Rätseltechnisch werden einem keine Kunststücke abverlangt. Das meiste wird einem direkt verraten, was allerdings nicht bedeutet, das es alles Sinn ergäbe. So setzt das Spiel beispielsweise voraus, dass es überhaupt auf der Welt nur eine einzige Art von Sicherung gibt, dass billige Batterien jahrzehntelang halten und dass es in der Zukunft nicht nur keine Atomkraft, sondern auch keine Schaufeln mehr gibt. Computerviren zerstören munter Daten auf schreibgeschützten Datenträgern. Am schlimmsten ist jedoch, dass sehr viele notwendigen Handlungen völlig unmotiviert bleiben.

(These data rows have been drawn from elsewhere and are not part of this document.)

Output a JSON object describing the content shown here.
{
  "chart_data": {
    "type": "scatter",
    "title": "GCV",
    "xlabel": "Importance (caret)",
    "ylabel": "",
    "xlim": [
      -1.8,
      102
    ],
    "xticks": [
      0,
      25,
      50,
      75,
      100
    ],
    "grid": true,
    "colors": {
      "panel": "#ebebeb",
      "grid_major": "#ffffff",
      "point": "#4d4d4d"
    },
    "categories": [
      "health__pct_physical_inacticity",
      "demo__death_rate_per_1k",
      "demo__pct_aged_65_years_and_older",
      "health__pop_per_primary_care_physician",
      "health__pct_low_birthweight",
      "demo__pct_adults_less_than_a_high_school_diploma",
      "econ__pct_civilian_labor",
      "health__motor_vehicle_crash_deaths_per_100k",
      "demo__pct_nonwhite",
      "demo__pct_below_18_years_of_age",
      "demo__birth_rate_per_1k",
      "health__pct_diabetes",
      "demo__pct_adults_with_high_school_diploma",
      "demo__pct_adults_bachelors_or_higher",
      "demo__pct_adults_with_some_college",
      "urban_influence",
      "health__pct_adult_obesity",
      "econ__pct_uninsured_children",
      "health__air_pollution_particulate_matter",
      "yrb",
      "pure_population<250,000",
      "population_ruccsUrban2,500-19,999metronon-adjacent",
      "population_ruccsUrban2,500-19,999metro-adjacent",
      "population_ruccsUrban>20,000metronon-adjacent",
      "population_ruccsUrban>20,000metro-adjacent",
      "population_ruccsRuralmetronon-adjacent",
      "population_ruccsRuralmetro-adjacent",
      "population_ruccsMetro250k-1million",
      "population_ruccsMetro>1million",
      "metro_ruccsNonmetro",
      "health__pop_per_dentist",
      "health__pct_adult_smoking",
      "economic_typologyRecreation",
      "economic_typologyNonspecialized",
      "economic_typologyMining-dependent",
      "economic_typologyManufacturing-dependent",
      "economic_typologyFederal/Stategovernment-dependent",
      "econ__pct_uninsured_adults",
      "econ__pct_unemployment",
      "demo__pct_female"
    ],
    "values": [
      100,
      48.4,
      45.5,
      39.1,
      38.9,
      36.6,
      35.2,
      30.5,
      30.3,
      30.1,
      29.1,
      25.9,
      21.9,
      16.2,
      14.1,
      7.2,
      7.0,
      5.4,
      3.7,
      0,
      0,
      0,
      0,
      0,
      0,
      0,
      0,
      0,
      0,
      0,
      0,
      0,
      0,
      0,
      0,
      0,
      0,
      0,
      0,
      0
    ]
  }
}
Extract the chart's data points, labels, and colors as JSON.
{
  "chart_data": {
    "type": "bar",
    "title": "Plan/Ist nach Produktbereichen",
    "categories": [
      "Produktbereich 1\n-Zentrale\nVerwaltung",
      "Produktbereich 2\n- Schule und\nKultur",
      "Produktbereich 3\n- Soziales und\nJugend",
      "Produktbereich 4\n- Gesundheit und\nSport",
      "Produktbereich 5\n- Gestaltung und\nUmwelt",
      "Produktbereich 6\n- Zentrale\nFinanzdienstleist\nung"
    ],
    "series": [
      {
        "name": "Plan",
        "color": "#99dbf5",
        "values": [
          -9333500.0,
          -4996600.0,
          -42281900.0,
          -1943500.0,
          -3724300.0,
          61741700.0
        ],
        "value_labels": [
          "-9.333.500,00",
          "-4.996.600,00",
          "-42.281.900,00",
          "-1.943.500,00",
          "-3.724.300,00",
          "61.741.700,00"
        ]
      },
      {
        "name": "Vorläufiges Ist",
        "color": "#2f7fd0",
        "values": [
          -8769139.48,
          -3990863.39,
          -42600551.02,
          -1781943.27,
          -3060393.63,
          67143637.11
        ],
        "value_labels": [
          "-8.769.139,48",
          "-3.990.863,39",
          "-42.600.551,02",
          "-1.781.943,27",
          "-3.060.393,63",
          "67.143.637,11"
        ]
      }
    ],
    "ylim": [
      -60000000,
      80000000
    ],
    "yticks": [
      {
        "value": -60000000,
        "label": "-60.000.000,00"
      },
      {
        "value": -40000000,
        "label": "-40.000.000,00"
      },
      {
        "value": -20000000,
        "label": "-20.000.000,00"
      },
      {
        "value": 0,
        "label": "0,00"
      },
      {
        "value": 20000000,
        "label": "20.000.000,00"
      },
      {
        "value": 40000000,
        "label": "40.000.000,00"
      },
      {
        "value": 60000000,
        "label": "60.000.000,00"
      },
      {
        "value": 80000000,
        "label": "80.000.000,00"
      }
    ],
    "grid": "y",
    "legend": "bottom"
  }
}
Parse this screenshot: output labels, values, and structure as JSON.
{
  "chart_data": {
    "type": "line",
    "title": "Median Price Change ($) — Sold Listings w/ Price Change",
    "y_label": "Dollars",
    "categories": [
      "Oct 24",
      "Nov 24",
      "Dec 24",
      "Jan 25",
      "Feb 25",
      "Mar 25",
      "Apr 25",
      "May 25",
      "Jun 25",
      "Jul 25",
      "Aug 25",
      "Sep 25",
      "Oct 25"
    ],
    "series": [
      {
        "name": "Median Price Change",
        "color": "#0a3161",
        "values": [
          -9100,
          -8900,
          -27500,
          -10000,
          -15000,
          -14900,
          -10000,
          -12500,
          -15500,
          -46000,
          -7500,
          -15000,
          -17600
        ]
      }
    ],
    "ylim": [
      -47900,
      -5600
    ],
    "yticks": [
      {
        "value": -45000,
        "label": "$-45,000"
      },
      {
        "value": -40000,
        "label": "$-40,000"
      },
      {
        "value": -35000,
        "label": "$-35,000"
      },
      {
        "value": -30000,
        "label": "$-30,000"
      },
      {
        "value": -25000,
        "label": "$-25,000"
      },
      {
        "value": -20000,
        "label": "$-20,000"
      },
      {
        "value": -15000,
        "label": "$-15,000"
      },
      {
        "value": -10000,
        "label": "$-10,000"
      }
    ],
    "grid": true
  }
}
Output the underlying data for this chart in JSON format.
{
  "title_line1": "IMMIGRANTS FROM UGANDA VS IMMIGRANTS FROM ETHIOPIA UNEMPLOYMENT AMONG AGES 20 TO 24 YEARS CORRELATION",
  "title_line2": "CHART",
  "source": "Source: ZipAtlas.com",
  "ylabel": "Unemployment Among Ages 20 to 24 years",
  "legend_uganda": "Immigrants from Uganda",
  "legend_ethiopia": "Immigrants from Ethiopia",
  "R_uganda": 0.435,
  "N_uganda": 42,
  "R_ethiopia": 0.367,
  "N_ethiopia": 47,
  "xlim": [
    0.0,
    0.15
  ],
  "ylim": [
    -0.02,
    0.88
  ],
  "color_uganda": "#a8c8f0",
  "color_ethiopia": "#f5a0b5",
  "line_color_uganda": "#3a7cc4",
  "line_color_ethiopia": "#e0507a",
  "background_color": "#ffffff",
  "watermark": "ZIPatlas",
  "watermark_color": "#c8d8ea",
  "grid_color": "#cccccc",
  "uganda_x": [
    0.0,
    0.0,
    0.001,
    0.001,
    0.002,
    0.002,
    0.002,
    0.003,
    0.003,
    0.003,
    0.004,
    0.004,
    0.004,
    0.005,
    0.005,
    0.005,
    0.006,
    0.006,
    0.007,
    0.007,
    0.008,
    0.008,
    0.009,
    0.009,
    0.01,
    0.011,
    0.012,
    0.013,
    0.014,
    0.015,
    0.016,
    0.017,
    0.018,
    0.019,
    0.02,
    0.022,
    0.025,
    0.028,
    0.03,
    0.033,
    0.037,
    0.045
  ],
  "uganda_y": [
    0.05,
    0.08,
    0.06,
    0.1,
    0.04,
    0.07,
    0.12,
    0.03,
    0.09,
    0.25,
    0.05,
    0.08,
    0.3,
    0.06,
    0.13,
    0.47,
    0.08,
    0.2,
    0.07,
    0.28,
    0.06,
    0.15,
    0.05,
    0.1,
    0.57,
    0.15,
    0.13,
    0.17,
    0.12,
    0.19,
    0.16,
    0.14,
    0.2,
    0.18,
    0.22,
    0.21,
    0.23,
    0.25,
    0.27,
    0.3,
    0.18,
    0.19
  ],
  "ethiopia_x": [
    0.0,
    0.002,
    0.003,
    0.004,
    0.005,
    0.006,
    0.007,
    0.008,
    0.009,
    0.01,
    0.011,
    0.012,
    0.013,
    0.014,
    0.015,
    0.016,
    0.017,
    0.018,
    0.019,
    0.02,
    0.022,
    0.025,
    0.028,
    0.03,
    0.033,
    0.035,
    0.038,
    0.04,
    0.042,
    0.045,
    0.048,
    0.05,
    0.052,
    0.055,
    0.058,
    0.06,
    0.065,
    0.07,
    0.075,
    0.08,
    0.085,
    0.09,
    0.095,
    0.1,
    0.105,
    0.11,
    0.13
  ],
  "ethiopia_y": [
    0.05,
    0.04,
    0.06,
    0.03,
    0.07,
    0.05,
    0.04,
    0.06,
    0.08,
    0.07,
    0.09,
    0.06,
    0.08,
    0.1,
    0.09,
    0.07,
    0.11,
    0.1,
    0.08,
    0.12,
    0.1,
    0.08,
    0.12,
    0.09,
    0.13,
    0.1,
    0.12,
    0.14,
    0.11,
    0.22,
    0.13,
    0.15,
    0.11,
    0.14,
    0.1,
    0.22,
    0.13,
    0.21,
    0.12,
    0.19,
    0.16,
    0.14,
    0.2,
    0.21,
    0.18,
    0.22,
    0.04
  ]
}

Was bleibt noch zu sagen? Der Werbeanteil des Spiels ist erträglich (hauptsächlich diverse Informationen zur technischen Seite der Kernenergie auf Schulniveau - die politische Diskussion wird zum Glück komplett ausgespart), allerdings wird für eine moralisch absolut verwerfliche Sache geworben (immerhin marginal besser als Militärwerbespiele). Letzteres, gepaart mit der absoluten technischen Inkompetenz des Spiels (von der in diesem Rahmen natürlich nur die Spitze des Eisbergs beschrieben wurde) und dem Mangel jeglicher positiver Aspekte, lassen keine andere Wahl, als die Niedrigstwertung zu vergeben. Strahlte das Spiel entweder moralische oder technische Kompetenz aus, hätte man gnädig noch etwas höher gehen können.